More likely to name an airport for an actor
Or athlete than "First of May" or "Fourth of July."
In the movies we dream up, our captured heroes

Tell the interrogator their commanding officer's name
Is Colonel Donald Duck--he writes it down, code
Of a lowbrow memory so assured it's nearly

Aristocratic. Some say the doomed firefighters
Before they hurried into the doomed towers wrote
Their Social Security numbers on their forearms.

Easy to imagine them kidding about it a little,
As if they were filling out some workday form.
Will Rogers was a Cherokee, a survivor

Of expropriation. A roper, a card. For some,
A hero. He had turned sixteen the year
That Frederick Douglass died. Douglass was twelve

When Emily Dickinson was born. Is even Donald
Half-forgotten?--Who are the Americans, not
A people by blood or religion? As it turned out,

The donated blood not needed, except as meaning.
And on the other side that morning the guy
Who shaved off all his body hair and screamed

The name of God with his boxcutter in his hand.
O Americans--as Marianne Moore would say,
Whence is our courage? Is what holds us together

A gluttonous dreamy thriving? Whence our being?
In the dark roots of our music, impudent and profound?--
Or in the Eighteenth Century clarities

And mystic Masonic totems of the Founders:
The Eye of the Pyramid watching over us,
Hexagram of Stars protecting the Eagle's head

From terror of pox, from plague and radiation.
And if they blow up the Statue of Liberty--
Then the survivors might likely in grief, terror

And excess build a dozen more, or produce
A catchy song about it, its meaning as beyond
Meaning as those symbols, or Ray Charles singing "America

The Beautiful." Alabaster cities, amber waves,
Purple majesty. The back-up singers in sequins
And high heels for a performance--or in the studio

In sneakers and headphones, engineers at soundboards,
Musicians, all concentrating, faces as grave
With purpose as the harbor Statue herself.

Posted by Linkmeister at September 8, 2002 10:23 AM
Comments

Robert Pinsky came from the same area as I am from.
I made out with a Robert Pinsky at the Filmore East in the 60's. Wonder if it was him???

Posted by: toxiclabrat at September 8, 2002 09:37 AM

Oh wait, it wasn't Robert, but Richard...
Oh well.
Powerful words from Robert Pinsky. Its amazing how some words tend to be so more powerful in a poem than prose....

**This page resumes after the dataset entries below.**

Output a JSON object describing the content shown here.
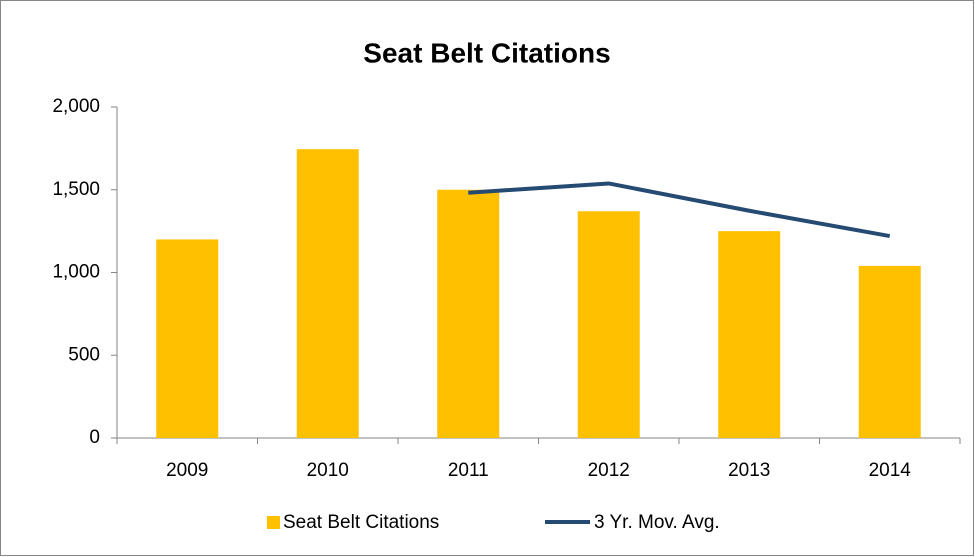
{
  "chart_data": {
    "type": "bar_line",
    "title": "Seat Belt Citations",
    "categories": [
      "2009",
      "2010",
      "2011",
      "2012",
      "2013",
      "2014"
    ],
    "series": [
      {
        "name": "Seat Belt Citations",
        "type": "bar",
        "color": "#ffc000",
        "values": [
          1200,
          1745,
          1500,
          1370,
          1250,
          1040
        ]
      },
      {
        "name": "3 Yr. Mov. Avg.",
        "type": "line",
        "color": "#254b73",
        "values": [
          null,
          null,
          1482,
          1538,
          1373,
          1220
        ]
      }
    ],
    "ylim": [
      0,
      2000
    ],
    "yticks": [
      0,
      {
        "value": 500,
        "label": "500"
      },
      {
        "value": 1000,
        "label": "1,000"
      },
      {
        "value": 1500,
        "label": "1,500"
      },
      {
        "value": 2000,
        "label": "2,000"
      }
    ],
    "grid": false,
    "legend": "bottom"
  }
}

Posted by: toxiclabrat at September 8, 2002 09:40 AM

I recommend hearing it read by the author. He did so on NPR's Weekend Edition this morning, so you could get it there or at the Post magazine site.

Speaking of audio, Collins read his poem (see below) on PBS' News Hour Friday night, so maybe you could get audio of that at the PBS site. I haven't looked, though.